Enhancing Healthcare Team Outcomes
Diagnosing forearm compartment syndrome as well as treating the condition can be difficult for any clinician. Early diagnosis is fundamental, and patients can present with an array of signs and symptoms, which can be challenging. Early measures can be taken from the moment they come into the emergency department by the emergency care team. They involve administration of analgesia, removal of any splints or dressings, and elevation of the arm. Patients should be reviewed early in their presentation by a senior clinician. Where clinical suspicions are significant, the surgical team should be informed straight away. The theatre team, as well as the anesthetic team, should be involved early on as well in the management of these patients as often surgical intervention is required urgently. Where clinical findings indicate a pulseless limb, the vascular surgical team should be involved and ideally present during surgical intervention.

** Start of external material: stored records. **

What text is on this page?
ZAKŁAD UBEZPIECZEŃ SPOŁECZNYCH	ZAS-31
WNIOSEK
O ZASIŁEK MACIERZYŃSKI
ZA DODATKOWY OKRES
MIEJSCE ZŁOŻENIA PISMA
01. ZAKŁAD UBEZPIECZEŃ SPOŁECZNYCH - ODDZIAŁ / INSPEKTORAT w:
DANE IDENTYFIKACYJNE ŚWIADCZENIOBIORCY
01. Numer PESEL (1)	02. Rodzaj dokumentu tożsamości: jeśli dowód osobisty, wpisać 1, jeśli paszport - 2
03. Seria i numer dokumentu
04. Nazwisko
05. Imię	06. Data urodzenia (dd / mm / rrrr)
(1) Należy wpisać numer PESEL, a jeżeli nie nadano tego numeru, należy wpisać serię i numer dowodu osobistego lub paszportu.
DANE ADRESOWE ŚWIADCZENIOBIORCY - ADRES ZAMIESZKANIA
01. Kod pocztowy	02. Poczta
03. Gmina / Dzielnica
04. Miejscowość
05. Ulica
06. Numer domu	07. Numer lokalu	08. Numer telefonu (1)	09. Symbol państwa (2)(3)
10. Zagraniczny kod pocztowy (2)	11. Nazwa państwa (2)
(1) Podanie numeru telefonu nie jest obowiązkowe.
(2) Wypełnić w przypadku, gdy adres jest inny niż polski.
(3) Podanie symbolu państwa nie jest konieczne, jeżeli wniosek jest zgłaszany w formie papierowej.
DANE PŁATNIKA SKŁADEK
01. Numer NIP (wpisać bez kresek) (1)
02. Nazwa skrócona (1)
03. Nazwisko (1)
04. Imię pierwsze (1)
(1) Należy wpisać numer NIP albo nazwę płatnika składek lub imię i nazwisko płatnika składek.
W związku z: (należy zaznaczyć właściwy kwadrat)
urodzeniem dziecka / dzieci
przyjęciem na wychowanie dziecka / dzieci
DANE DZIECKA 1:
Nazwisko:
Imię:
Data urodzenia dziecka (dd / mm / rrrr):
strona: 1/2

Where time allows, early radiographs of the affected limb can be taken to aid diagnosis, and this should be in conjunction with the radiology team.
Following surgical intervention, it is essential patients have adequate pain relief, and close monitoring on the ward and pharmacy advice should be sought where necessary. The nursing team looking after the patient should be given a clear management plan following surgical intervention as their input is essential in the patient's recovery. In certain cases where secondary wound closures are difficult, the plastic surgery team's involvement is advisable to help with further management and wound healing.